You can add as many conversations as you want to the dataset.
Configure a model/agent¶
Note
In this section we will run evaluation against models configured in the Hub. If you want to evaluate a local model that is not yet exposed with an API, check the Evaluate local models.
Before running our first evaluation, we’ll need to set up a model. You’ll need an API endpoint ready to serve the model. Then, you can configure the model API in the Hub:
model = hub.models.create(
project_id=project.id,
name="My Bot",
description="A chatbot for demo purposes",
url="https://my-model-endpoint.example.com/bot_v1",
supported_languages=["en", "fr"],
# if your model endpoint needs special headers:
headers={"X-API-Key": "MY_TOKEN"},
)
We can test that everything is working well by running a chat with the model:
response = model.chat(
messages=[
dict(role="user", content="What is the capital of France?"),
dict(role="assistant", content="Paris"),
dict(role="user", content="What is the capital of Germany?"),
],
)
print(response)
If all is working well, this will return something like
ModelOutput(
message=ChatMessage(
role='assistant',
content='The capital of Germany is Berlin.'
),
metadata={}
)
Run a remote evaluation¶
We can now launch a remote evaluation of our model!
eval_run = hub.evaluate(
model=model,
dataset=dataset,
name="test-run", # optional
)
The evaluation will run asynchronously on the Hub.

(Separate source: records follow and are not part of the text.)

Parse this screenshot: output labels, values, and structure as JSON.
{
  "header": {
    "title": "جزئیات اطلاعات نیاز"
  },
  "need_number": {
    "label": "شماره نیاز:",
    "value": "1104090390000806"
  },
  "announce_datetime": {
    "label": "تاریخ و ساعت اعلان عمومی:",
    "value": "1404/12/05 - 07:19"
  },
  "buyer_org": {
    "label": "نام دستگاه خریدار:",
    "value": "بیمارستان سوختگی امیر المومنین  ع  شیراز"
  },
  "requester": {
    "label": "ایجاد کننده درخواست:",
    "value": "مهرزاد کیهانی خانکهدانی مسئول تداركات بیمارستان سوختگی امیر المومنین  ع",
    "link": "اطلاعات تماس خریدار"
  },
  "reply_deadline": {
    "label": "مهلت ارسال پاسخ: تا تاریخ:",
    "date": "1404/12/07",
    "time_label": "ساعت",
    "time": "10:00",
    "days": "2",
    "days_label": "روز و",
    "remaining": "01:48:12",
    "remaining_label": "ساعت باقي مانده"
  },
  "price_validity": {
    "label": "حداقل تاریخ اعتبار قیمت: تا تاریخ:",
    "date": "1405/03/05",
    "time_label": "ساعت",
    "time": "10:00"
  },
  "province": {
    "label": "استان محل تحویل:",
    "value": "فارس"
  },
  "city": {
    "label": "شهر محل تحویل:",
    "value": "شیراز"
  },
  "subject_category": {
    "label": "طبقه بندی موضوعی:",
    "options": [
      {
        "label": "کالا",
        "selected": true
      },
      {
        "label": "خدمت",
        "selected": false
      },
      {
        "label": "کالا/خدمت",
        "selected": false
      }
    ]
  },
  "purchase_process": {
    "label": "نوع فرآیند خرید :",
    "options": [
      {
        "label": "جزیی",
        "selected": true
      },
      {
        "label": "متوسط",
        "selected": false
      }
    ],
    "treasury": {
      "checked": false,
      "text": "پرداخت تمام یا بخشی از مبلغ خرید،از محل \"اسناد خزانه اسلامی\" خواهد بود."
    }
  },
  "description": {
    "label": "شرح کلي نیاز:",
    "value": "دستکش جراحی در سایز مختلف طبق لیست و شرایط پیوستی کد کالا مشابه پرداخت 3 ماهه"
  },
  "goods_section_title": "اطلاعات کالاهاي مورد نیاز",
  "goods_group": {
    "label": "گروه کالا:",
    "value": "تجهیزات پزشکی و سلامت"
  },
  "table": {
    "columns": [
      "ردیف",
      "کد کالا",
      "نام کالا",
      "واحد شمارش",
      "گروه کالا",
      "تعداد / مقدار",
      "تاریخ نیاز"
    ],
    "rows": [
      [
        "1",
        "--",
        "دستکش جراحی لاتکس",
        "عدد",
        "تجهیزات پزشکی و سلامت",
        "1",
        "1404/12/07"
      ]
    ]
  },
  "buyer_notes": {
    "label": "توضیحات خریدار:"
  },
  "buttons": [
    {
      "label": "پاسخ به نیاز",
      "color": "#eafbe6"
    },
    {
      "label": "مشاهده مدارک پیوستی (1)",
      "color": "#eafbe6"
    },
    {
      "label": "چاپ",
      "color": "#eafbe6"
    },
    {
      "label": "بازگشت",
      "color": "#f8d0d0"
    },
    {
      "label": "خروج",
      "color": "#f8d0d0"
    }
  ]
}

For this reason, the
giskard_hub.dat.EvaluationRun
object returned by the evaluate
method may miss some attributes (e.g. eval_run.metrics
may be empty) until
the evaluation is complete.
To wait until the evaluation run has finished running, you can use:
eval_run.wait_for_completion()
Once ready, you can print the evaluation metrics:
eval_run.print_metrics()

Tip
You can directly pass IDs to the evaluate function, e.g. model=model_id
and dataset=dataset_id
, without having to retrieve the objects first.